Digging back through my 'sent' box on yahoo mail I discovered that one of the four agents I queried over Prince of Thorns back in 2009 was also now a Facebook friend, having sent me a request a couple of years ago.
I recognised the name because the agent is pretty well known in fantasy circles and represents a bunch of authors whose names I know.
Looking at the query I sent (identical to the three others I sent: 8 chapters, a synopsis, an 8 line cover-letter) I noted that this agent had never responded to the email. They were one of the two that I like to say are still considering me. Of the other two, one sent a form rejection and the other took me on.
So, given that we were facebook friends, I messaged the agent with a blog post in mind, hoping to get some insight into the process. I explained my motivation and the agent was happy to be quoted though only anonymously. Don't ask me privately who it was - I won't say.
The first thing to note is that the agent had no memory of the query and no idea that they had turned me down without bothering to reply. Mine was just another manuscript, considered briefly and discarded.

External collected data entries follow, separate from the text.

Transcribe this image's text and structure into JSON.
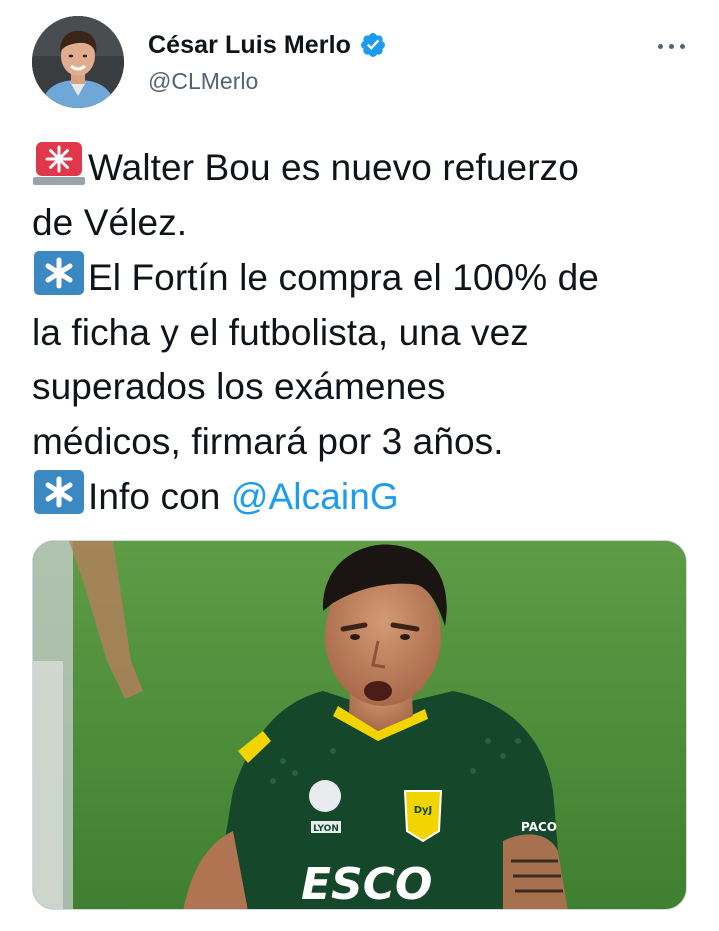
{
  "author": {
    "display_name": "César Luis Merlo",
    "handle": "@CLMerlo",
    "verified": true,
    "avatar_icon": "profile-photo"
  },
  "more_icon": "more-options-icon",
  "tweet": {
    "line1": "Walter Bou es nuevo refuerzo",
    "line2": "de Vélez.",
    "line3": "El Fortín le compra el 100% de",
    "line4": "la ficha y el futbolista, una vez",
    "line5": "superados los exámenes",
    "line6": "médicos, firmará por 3 años.",
    "line7_prefix": "Info con ",
    "mention": "@AlcainG",
    "emojis": [
      "rotating-light-emoji",
      "asterisk-emoji",
      "asterisk-emoji"
    ]
  },
  "media": {
    "description_icon": "football-player-photo",
    "jersey_texts": [
      "LYON",
      "PACO",
      "ESCO",
      "DyJ"
    ]
  },
  "colors": {
    "text": "#0f1419",
    "secondary": "#536471",
    "link": "#1d9bf0",
    "verified": "#1d9bf0"
  }
}
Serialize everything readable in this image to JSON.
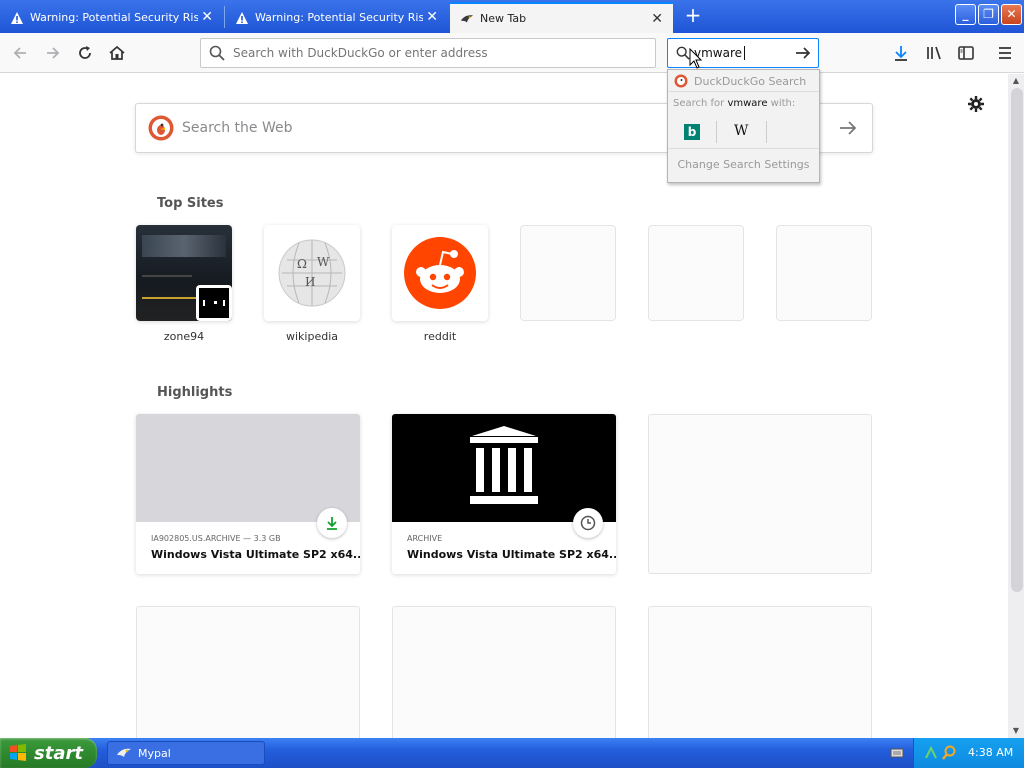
{
  "tabs": [
    {
      "title": "Warning: Potential Security Risk A",
      "icon": "warning-icon",
      "active": false
    },
    {
      "title": "Warning: Potential Security Risk A",
      "icon": "warning-icon",
      "active": false
    },
    {
      "title": "New Tab",
      "icon": "mypal-favicon",
      "active": true
    }
  ],
  "window_controls": {
    "minimize": "_",
    "maximize": "❐",
    "close": "✕"
  },
  "navbar": {
    "url_placeholder": "Search with DuckDuckGo or enter address",
    "search_value": "vmware"
  },
  "search_dropdown": {
    "engine_title": "DuckDuckGo Search",
    "search_for_prefix": "Search for ",
    "search_term": "vmware",
    "search_for_suffix": " with:",
    "engines": [
      "bing-icon",
      "wikipedia-icon"
    ],
    "change_settings": "Change Search Settings"
  },
  "newtab": {
    "search_placeholder": "Search the Web",
    "top_sites_heading": "Top Sites",
    "top_sites": [
      {
        "label": "zone94"
      },
      {
        "label": "wikipedia"
      },
      {
        "label": "reddit"
      },
      {
        "label": ""
      },
      {
        "label": ""
      },
      {
        "label": ""
      }
    ],
    "highlights_heading": "Highlights",
    "highlights": [
      {
        "source": "IA902805.US.ARCHIVE — 3.3 GB",
        "title": "Windows Vista Ultimate SP2 x64...",
        "badge": "download-icon"
      },
      {
        "source": "ARCHIVE",
        "title": "Windows Vista Ultimate SP2 x64...",
        "badge": "clock-icon"
      }
    ]
  },
  "taskbar": {
    "start_label": "start",
    "task_label": "Mypal",
    "clock": "4:38 AM"
  },
  "colors": {
    "accent": "#0a84ff",
    "xp_taskbar": "#245edb",
    "xp_start": "#2f8a2f",
    "reddit": "#ff4500"
  }
}
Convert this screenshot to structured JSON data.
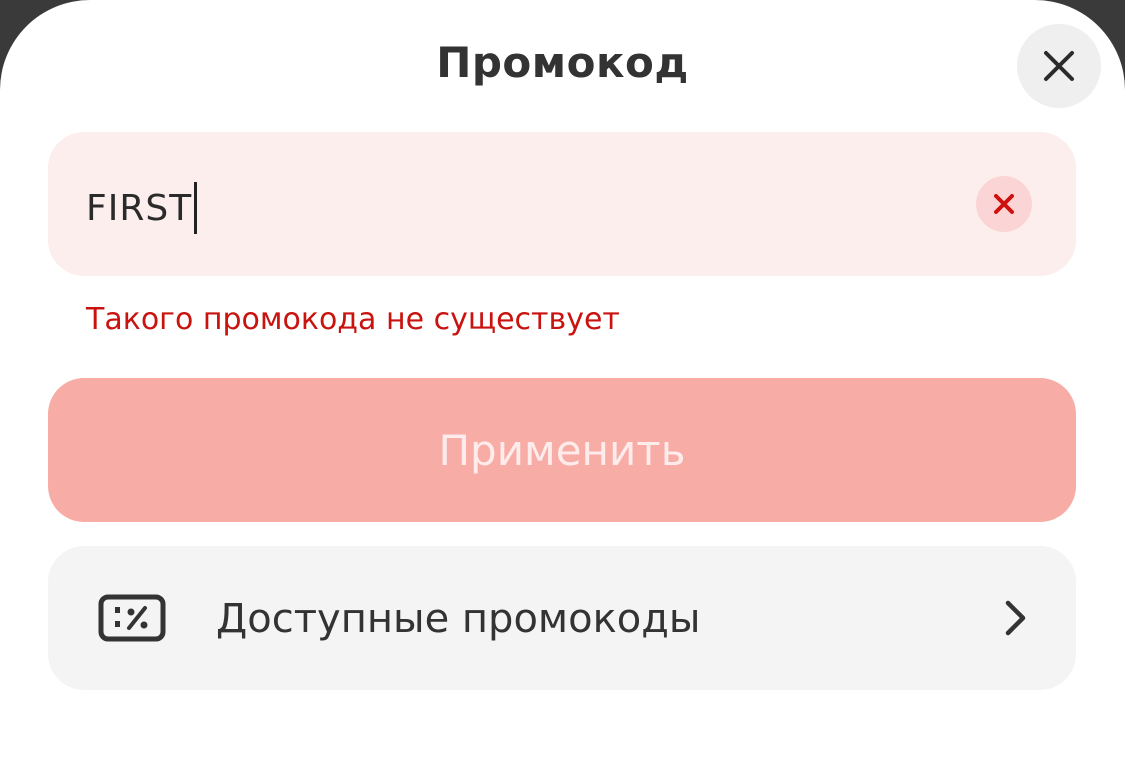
{
  "sheet": {
    "title": "Промокод"
  },
  "promo_input": {
    "value": "FIRST",
    "error": "Такого промокода не существует"
  },
  "apply_button": {
    "label": "Применить"
  },
  "available_promos": {
    "label": "Доступные промокоды",
    "icon": "percent-ticket-icon"
  },
  "colors": {
    "error": "#c8130f",
    "input_bg_error": "#fdeeee",
    "apply_disabled_bg": "#f7aca6"
  }
}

Some might be tempted to gloat about how many months salary that decision cost the person involved - but consider that the same is true ten thousand times over for the lengthy queue of agents who turned JK Rowling from their door. It's not an easy game. It's incredibly difficult to decide what will take off and what won't. It's difficult at leisure - near impossible at speed.
Anyway, here's the quote that the agent was kind enough to give me:
"After many years in publishing before setting up the agency, I'm all too aware how difficult it is to get a publisher interested in a new writer, so I feel that I do have to love my clients' work - personally and professionally - to do the best possible job. If I don't feel that strongly, I'm the wrong agent. Publishing is a notoriously subjective business, and every new author needs both an agent and an editor who do love their work. It's hellishly difficult getting the bookselling chains to take a new novelist seriously, so that initial enthusiasm is vital. If an author’s prose doesn’t set me on fire, first and foremost, I say no, as do editors in this situation. I've taken on many authors others whose taste I admired turned down - and they've done the same thing with authors I turned down. It doesn't mean we were 'right' or 'wrong' - simply that we were the right or wrong agent for that specific author. There are no absolutes in publishing. Every book, every author's voice, is different. Thank heaven. It means we aren't dealing with 'another can of baked beans'..."
So the lesson here is one we all knew already but bears repeating. Just because your book wasn't one person's choice for best of the bunch doesn't mean it won't be the next person's. Your book may well need improving, but getting turned down doesn't necessarily mean that it does.